RHB has a target price of $3.9 or 12.8 times FY20F earnings.

Based on China Securities Regulatory Commission’s (CSRC) website, Wilmar China’s subsidiary Yihai Kerry Arawana Holdings Co (Yihai Kerry) has successfully completed the guidance process required by CSRC in three months.

Yihai Kerry contributed about 59% of Wilmar’s 2018 net profit. Based on its financial statements, Yihai Kerry reported net profits of RMB5.28 billion ($1.04 billion), RMB5.52 billion and RMB0.83 billion for 2017, 2018 and 1Q19 respectively.
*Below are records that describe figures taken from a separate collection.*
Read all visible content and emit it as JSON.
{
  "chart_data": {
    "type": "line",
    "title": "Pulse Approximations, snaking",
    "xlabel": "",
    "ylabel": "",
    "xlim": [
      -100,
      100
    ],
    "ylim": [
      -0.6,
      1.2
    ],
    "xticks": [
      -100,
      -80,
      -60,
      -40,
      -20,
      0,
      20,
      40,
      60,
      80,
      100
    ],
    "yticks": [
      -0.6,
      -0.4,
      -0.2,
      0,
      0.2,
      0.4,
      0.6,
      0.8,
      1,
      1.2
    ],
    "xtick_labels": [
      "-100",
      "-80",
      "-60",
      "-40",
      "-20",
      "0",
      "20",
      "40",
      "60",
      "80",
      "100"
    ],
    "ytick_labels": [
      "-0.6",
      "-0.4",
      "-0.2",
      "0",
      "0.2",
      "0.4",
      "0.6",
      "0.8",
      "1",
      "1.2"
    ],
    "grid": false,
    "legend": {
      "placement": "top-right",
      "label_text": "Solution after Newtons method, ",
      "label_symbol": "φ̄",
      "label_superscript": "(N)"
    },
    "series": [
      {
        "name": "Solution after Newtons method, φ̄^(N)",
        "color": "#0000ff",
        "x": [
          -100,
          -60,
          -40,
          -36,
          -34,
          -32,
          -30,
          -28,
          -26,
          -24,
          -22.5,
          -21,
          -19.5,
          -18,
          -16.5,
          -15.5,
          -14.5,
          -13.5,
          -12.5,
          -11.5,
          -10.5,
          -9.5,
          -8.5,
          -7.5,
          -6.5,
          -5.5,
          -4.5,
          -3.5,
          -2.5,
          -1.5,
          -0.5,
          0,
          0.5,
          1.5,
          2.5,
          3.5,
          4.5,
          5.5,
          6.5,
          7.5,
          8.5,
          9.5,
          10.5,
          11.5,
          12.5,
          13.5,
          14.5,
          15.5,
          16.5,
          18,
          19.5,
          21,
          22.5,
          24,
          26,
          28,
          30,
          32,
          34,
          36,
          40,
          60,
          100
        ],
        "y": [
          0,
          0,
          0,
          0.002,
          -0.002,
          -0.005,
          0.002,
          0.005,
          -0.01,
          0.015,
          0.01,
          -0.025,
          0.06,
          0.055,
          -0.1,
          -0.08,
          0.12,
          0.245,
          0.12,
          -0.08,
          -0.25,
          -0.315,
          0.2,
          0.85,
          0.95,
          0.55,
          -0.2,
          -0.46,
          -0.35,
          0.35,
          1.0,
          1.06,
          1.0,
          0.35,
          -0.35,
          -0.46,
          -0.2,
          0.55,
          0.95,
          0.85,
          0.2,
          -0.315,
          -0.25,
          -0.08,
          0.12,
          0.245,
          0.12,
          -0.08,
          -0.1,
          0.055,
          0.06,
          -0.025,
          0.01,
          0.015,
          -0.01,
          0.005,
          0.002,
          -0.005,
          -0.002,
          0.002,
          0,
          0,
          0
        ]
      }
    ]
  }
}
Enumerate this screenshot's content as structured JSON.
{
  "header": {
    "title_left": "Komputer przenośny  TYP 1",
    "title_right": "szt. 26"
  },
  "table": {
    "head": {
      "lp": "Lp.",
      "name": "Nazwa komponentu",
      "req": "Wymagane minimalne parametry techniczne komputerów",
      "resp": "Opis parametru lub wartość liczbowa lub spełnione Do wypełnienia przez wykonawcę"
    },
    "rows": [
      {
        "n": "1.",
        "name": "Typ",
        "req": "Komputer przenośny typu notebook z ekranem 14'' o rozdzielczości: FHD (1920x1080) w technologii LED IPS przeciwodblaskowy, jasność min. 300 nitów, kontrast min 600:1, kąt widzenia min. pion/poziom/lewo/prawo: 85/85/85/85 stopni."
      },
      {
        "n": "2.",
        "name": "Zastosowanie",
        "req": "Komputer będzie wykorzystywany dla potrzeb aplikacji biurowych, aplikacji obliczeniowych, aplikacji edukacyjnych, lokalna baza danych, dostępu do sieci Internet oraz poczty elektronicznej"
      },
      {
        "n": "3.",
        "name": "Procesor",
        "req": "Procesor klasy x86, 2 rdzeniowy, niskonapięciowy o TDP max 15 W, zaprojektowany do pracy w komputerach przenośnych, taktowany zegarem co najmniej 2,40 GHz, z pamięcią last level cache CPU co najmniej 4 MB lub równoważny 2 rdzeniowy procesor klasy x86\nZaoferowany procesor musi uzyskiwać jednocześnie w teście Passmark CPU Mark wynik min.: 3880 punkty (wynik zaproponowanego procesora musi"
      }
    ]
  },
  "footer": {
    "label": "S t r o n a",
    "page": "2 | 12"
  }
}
These make up 72%, 59% and 46% of Wilmar’s yearly net profit respectively.

According to Leow, Yihai Kerry should have a market cap of US$12-13 billion ($16.3-17.7 billion) at IPO with current shareholder equity of US$9 billion.

The next step for Yihai Kerry is to submit the listing application and filing of draft prospectus which is likely to be in July, says Leow, and the official listing date would depend on when the CSRC approval is issued.

“Based on the guidance during the analyst briefing in May 19, the listing targeted for 4Q19,” says Leow.

Wilmar says the IPO proceeds will be largely utilised for expansion in China. With a 10% listing, proceeds from the IPO are expected to be at around US$1.2-1.3 billion.

This is in line with management’s 2019 capex guidance of US$1.5-1.6 billion which is higher than the US$1.3 billion and US$0.94 billion spent in 2017 and 2018 respectively.

Higher allocations could go towards to rice and flour, which are just starting to see consumer purchases slowly migrating to premium brands.

As at 12.03pm, Wilmar shares are down 1 cent at $3.54.